The “Burnt Canvases” (1973) which hang towards the end are dramatic evidence of that. They are works created out of paint and canvas – and then partially destroyed by fire. It was a gesture typical of Miró (1893-1983) in its anarchistic extremity, and one that – like the other works that form a startling conclusion to the Tate exhibition – suggest that he was just as radical at 80 as at 30, if not more so.
These works are typical in another way: they were burnt, as the catalogue explains, carefully, “a wet mop was used for control and a blowtorch for concentration on specific areas.” That is the paradox of Miró.
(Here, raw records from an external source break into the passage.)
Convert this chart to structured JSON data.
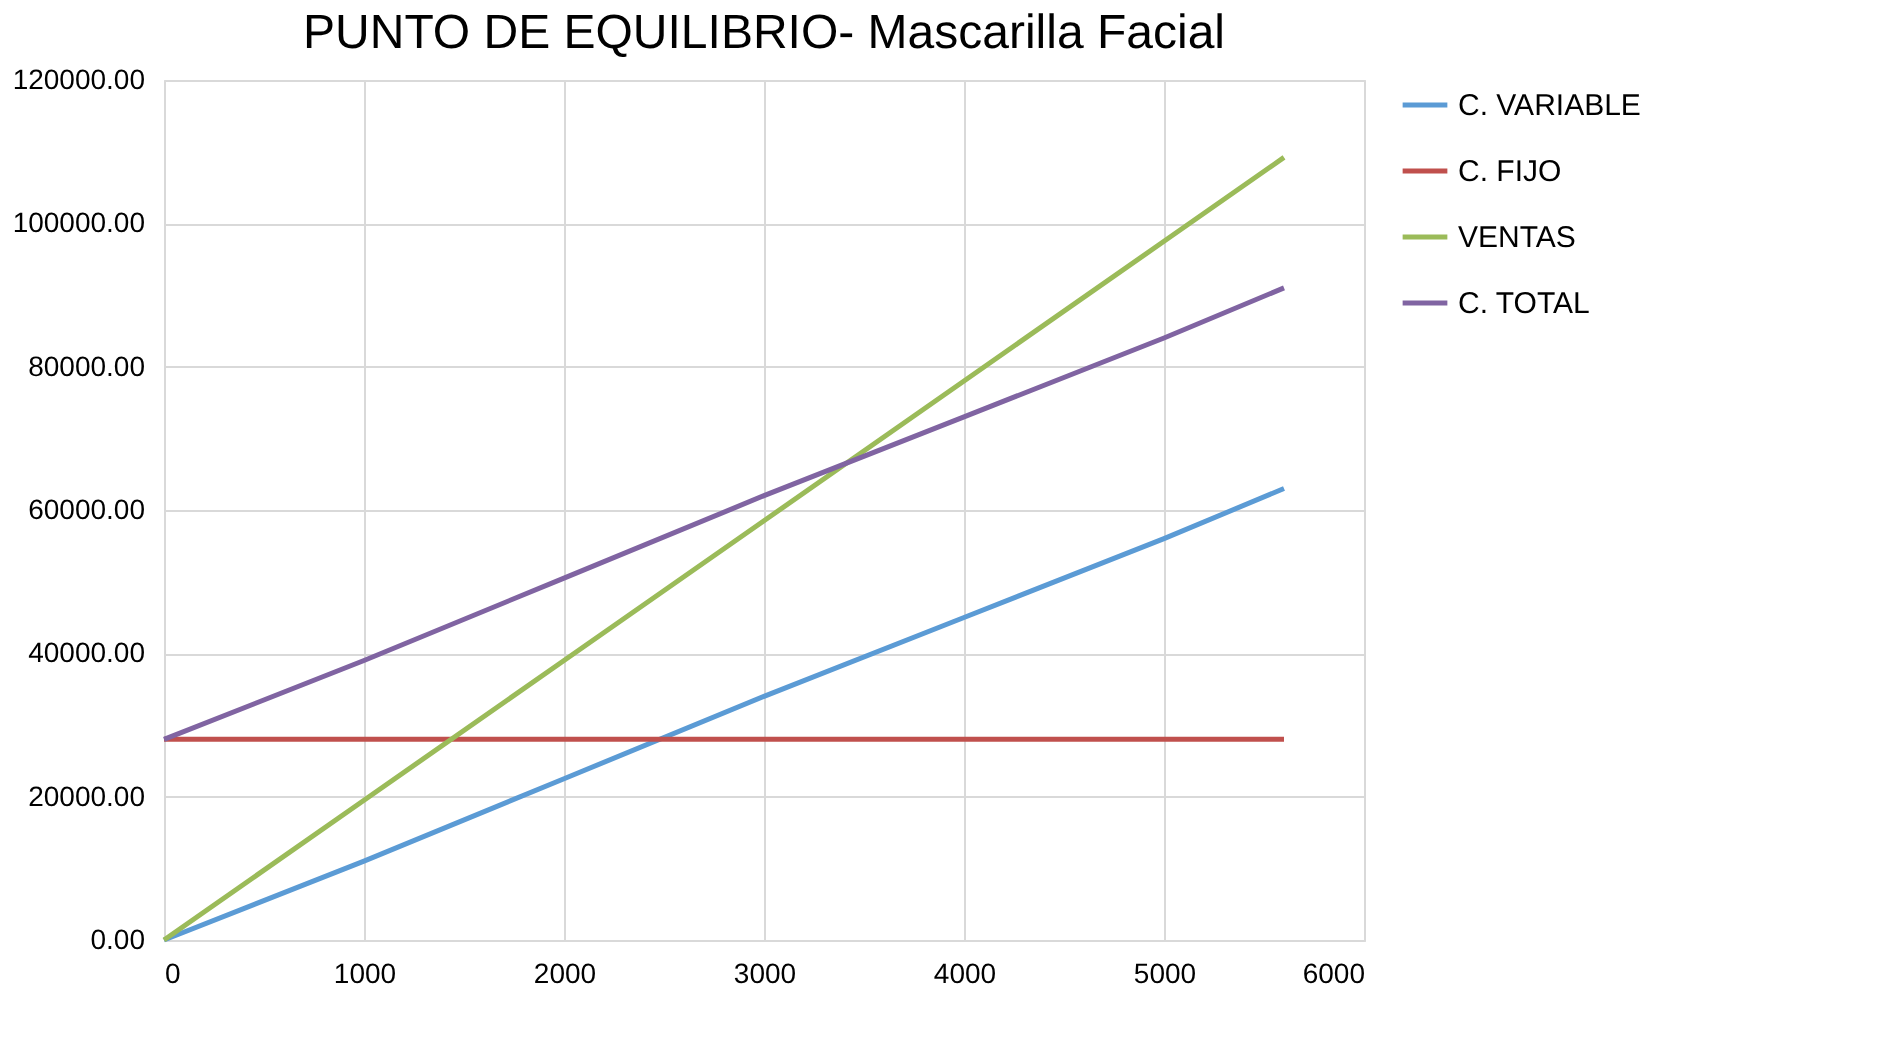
{
  "chart_data": {
    "type": "line",
    "title": "PUNTO DE EQUILIBRIO- Mascarilla Facial",
    "x": [
      0,
      1000,
      2000,
      3000,
      4000,
      5000,
      5600
    ],
    "series": [
      {
        "name": "C. VARIABLE",
        "color": "#5b9bd5",
        "values": [
          0,
          11000,
          22500,
          34000,
          45000,
          56000,
          63000
        ]
      },
      {
        "name": "C. FIJO",
        "color": "#c0504d",
        "values": [
          28000,
          28000,
          28000,
          28000,
          28000,
          28000,
          28000
        ]
      },
      {
        "name": "VENTAS",
        "color": "#9bbb59",
        "values": [
          0,
          19500,
          39000,
          58500,
          78000,
          97500,
          109200
        ]
      },
      {
        "name": "C. TOTAL",
        "color": "#8064a2",
        "values": [
          28000,
          39000,
          50500,
          62000,
          73000,
          84000,
          91000
        ]
      }
    ],
    "xlim": [
      0,
      6000
    ],
    "xticks": [
      0,
      1000,
      2000,
      3000,
      4000,
      5000,
      6000
    ],
    "ylim": [
      0,
      120000
    ],
    "yticks": [
      {
        "value": 0,
        "label": "0.00"
      },
      {
        "value": 20000,
        "label": "20000.00"
      },
      {
        "value": 40000,
        "label": "40000.00"
      },
      {
        "value": 60000,
        "label": "60000.00"
      },
      {
        "value": 80000,
        "label": "80000.00"
      },
      {
        "value": 100000,
        "label": "100000.00"
      },
      {
        "value": 120000,
        "label": "120000.00"
      }
    ],
    "grid": true,
    "legend": "right",
    "marker": "none",
    "line_style": "solid"
  }
}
On the one hand, he was a fiery pioneer of modernism, boldly plunging into areas of ever bolder, starker abstraction. On the other, he was meticulous and industrious (both, like anarchism, typical Catalan qualities).
His starting-point was the agricultural countryside, wonderfully depicted in his early masterpiece, “The Farm” (1921-22. He was good on the combination of the macrocosm and the microcosm. This painting, once owned by Ernest Hemingway, dwells on tiny details – the snail crawling on the earth, the cracks in the barn wall – and also the infinity of blue above. The spectacle of the sky, he said, overwhelmed him.
From that idiom, stylised in a cubist manner but still naturalistic, he moved to something wilder and freer. His paintings of the next decade often seem to consist of nothing but sky, blue paint brushed with fastidious care over the whole surface with just a few vestiges of a subject – the red cap of a Catalan peasant, say, and a couple of wiry lines for his arms and body.
In a way, he just carried on cutting away the inessential. “What will be the direction of my work now?” He asked himself in 1961, and answered, “Sparer and sparer”. Sparest of all perhaps are the three paintings “for the Cell of a Recluse” (1968), each consisting of a single spidery line wandering across a huge expanse of white. The effect is very Spanish – austere, crazy, mystical: almost nothing but, somehow, enough.